How to Find the Prospects Who Are Most Likely to Buy

In the 20+ years that I have been working with sales professionals one of the biggest mistakes I see over and over and over again are sales professionals that spend far too much time and too much energy chasing inappropriate prospects. There is nothing more dispiriting than chasing a lead only to find out after repeated phone calls, voice mail messages, emails and introductions from LinkedIn contacts that this person you’ve so desperately been trying to reach has no budget, no need and no interest.
So how do you avoid this sales trap that catches so many? By targeting your market.
Before starting any type of lead generation, prospecting or marketing campaign it is imperative to create a profile of the ideal prospect you are trying to reach.
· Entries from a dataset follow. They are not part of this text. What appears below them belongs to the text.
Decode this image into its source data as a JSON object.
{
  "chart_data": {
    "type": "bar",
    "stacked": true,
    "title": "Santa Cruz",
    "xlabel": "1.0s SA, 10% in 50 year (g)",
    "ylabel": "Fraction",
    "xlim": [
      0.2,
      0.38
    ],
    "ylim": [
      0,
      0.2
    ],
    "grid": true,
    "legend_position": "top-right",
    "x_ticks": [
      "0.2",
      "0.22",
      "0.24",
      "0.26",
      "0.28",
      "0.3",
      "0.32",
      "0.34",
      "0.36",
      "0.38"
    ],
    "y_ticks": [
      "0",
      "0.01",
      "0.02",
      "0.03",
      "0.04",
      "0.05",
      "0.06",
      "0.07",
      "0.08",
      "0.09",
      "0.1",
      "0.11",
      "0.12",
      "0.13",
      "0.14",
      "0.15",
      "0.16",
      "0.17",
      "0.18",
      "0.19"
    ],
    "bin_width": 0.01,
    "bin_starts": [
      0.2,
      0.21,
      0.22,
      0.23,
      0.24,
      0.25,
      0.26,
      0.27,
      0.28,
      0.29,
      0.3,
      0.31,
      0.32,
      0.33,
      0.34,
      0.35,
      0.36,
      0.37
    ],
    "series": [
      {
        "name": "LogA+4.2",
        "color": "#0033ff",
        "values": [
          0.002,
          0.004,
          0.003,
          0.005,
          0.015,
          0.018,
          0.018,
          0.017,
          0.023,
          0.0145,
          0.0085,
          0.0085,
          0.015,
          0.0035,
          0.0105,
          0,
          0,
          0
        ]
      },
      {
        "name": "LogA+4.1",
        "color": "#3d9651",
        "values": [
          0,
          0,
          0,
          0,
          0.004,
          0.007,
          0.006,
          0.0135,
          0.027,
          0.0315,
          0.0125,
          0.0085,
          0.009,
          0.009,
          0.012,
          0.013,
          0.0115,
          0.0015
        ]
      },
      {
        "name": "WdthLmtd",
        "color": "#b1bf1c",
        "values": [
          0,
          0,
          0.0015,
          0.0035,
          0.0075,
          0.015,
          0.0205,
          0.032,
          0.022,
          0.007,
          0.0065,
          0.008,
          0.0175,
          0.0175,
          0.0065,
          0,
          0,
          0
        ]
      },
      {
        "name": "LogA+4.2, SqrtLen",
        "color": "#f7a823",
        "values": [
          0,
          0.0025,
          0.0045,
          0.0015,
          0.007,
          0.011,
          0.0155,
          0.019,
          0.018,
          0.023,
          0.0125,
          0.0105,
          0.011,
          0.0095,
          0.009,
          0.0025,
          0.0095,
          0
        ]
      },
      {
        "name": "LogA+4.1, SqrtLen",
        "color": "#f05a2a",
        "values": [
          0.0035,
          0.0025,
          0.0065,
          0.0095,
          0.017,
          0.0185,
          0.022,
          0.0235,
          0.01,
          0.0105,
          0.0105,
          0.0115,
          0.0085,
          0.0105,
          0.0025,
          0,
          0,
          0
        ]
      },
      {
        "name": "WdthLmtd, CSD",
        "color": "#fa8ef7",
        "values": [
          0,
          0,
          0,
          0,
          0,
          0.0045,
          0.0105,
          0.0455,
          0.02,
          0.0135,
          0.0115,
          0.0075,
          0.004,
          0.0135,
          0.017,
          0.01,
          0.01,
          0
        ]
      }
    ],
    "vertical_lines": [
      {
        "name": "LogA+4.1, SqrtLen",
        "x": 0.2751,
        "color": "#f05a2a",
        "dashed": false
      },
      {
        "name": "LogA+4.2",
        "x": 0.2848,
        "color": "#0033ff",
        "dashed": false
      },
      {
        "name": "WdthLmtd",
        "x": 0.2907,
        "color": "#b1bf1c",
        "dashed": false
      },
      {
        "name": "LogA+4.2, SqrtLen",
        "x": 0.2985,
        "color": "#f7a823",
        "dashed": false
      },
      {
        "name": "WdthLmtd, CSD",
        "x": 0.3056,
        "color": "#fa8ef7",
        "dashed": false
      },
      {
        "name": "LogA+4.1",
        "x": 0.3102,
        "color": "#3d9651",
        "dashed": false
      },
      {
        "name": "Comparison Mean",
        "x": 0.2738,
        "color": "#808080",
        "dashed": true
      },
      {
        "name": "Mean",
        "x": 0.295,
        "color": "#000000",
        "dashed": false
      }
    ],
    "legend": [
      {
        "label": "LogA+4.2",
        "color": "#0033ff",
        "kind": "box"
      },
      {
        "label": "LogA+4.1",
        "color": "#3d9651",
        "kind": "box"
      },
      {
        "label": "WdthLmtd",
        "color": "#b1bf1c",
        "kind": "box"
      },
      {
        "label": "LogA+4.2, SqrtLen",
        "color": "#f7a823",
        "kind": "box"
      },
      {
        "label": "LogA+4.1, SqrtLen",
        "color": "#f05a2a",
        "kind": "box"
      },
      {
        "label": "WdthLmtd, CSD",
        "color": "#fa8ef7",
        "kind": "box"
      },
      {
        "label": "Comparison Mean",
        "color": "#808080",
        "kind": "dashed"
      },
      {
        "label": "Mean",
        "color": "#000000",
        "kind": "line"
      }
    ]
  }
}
What that means is that out of everyone in the entire world who might buy what you sell, who is most likely to? And who is most likely to buy a lot of what you sell and then keep returning to buy more?
Describe this ideal customer in specific detail. Use criteria like:
  • What industry?
  • Where are they located?
  • What is the title of the decision-maker?
  • What challenges or issues does this market have that your product or service can solve?
If you are calling in the consumer market use criteria like:
  • Where does your ideal prospect live?
  • Where does your ideal prospect work?
  • Are they married or single?
  • What is their income level?
These are just a few of the criteria that you might use. They are your “Qualifying Parameters,” the parameters that describe your ideal prospect who is likely to buy, buy a lot and come back to buy more. Then, only contact the leads that fit your “ideal customer profile.” If a prospect does not meet your parameters, they are not a qualified prospect. You will spin your wheels and waste your time trying to reach them and they will not buy or not buy very much.

In business-to-business calls make sure to only call the highest-level person you believe is the decision-maker. If that person is not the decision-maker, they’ll be able to tell you who is. Far too many sales professionals waste their time calling too low. They do this with the idea that somehow the calls will be easier. They won’t. This will simply waste your time and extend your sales cycle. If you are not speaking with a decision-maker, you are not speaking with a qualified prospect. If you are not speaking with a qualified prospect, they will never buy from you.